Friday, May 7, 2010

His Name Is Jehova Rapha

Amazing things. That's what He's been doing for me. Healing me from the inside out. With a tough weekend ahead of me I went for a double header at yoga on Thursday night. It was a wonderful time that I got to spend with friends and in prayer and meditation. I had a traditional vini yoga class first that where we pushed ourselves and each other while learning some new things about down-dog. Heather was so proud of my Chattaronga Dindasana (?sp). It's an advanced yoga pose where you begin in a push up position (at the top of the push up) and then slowly lower yourself down to the floor as far as you can and hold it. We've only tried it in class a few times because it is so difficult and in the past I've only been able to lower myself down a couple of inches. Not yesterday. Through the work of yoga, regular push ups, and CrossFit training, I am now able to lower myself just to the point where my nose is about to touch the floor. And remain there. Heather was floored that I was able to lower myself with such control, since she has known my struggle with upper body strength. Needless to say, we had a small celebration in class.

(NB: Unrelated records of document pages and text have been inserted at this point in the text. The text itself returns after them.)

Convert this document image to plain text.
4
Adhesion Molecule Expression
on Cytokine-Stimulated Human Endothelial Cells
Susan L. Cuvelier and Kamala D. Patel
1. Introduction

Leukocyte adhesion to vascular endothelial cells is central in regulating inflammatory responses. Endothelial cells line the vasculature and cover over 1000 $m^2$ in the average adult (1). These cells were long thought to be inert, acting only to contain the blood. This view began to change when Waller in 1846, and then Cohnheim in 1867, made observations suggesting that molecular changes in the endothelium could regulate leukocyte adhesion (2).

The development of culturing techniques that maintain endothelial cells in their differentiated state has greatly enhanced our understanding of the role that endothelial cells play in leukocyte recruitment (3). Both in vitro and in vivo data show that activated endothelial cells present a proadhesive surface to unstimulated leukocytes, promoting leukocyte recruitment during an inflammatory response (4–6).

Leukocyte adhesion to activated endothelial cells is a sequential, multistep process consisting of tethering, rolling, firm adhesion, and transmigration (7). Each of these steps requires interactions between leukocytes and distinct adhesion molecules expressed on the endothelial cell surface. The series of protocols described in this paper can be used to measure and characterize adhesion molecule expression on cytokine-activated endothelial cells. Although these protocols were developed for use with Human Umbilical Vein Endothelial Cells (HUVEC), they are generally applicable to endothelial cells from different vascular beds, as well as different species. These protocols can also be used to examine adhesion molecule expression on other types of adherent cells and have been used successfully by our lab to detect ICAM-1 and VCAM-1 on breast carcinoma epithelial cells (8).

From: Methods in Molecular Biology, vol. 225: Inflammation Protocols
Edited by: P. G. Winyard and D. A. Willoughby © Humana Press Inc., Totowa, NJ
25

After the first class was over, we waited for the yogi's to show up for the second class, the restorative and meditation class. No one else showed up, so it was just me and Heather. Thankfully, I was able to get Heather to practice with me (she has been going through a rough time on her own and needed the practice bad). It was a wonderful time of deep relaxation and prayer with God, both of which I needed badly.

Through my time of prayer, God showed me the most beautiful image. I have been struggling with some issues from my past that always seem to creep and gang up on me this time of year. Memories that I have trouble "putting behind me and straining forward to what lies ahead". Yesterday, I came to yoga seeking restoration and healing; and that's exactly what I got. God began by replaying images of my past as if He were showing me a movie. Strangely, when the images flashed before me, I no longer felt the hurt feelings that I have before. When the images were over, He showed me a picture of myself, lying down in a beautiful white garment. Leaving from my heart was a series of little white hearts, some large and some small, others where medium sized. They left my heart in a row, each coming from my heart one at a time. I knew instantly those were the feelings that I have been dealing with. The hearts then floated away gently, like they were on a breeze and drifted through the sky into space. God then spoke to my heart and told me that He was taking them away and placing them on an island far away. I then saw the hearts float through the universe to another planet and then onto a beautiful tropical island, more beautiful then I could have ever imagined with my own mind. Palm trees, white sand, with the most crystal clear blue ocean water ever. Then God told me that I couldn't have the hearts back because they belonged to Him. He said He took them when He died for me on the cross and He won't let me have them back; they were His. I was at such peace then, knowing that the feelings that have been plaguing me for so long are going to be taken care of by God Himself. Oh what a wonderful God I serve. With the image over, God then comforted me with His Word. During my time of meditation, scriptures came flooding back to my mind. He is the Great Reminder because many of these scriptures I have not committed to memory, but He recalled them back to the forefront of my mind. Comforting me with their strength and power. Praise be to God that He is the Divine Healer. Breaking me free of bondage and healing my deepest wounds. I have not felt the same since. I have a peace about me, a lightness to my body. Praise God.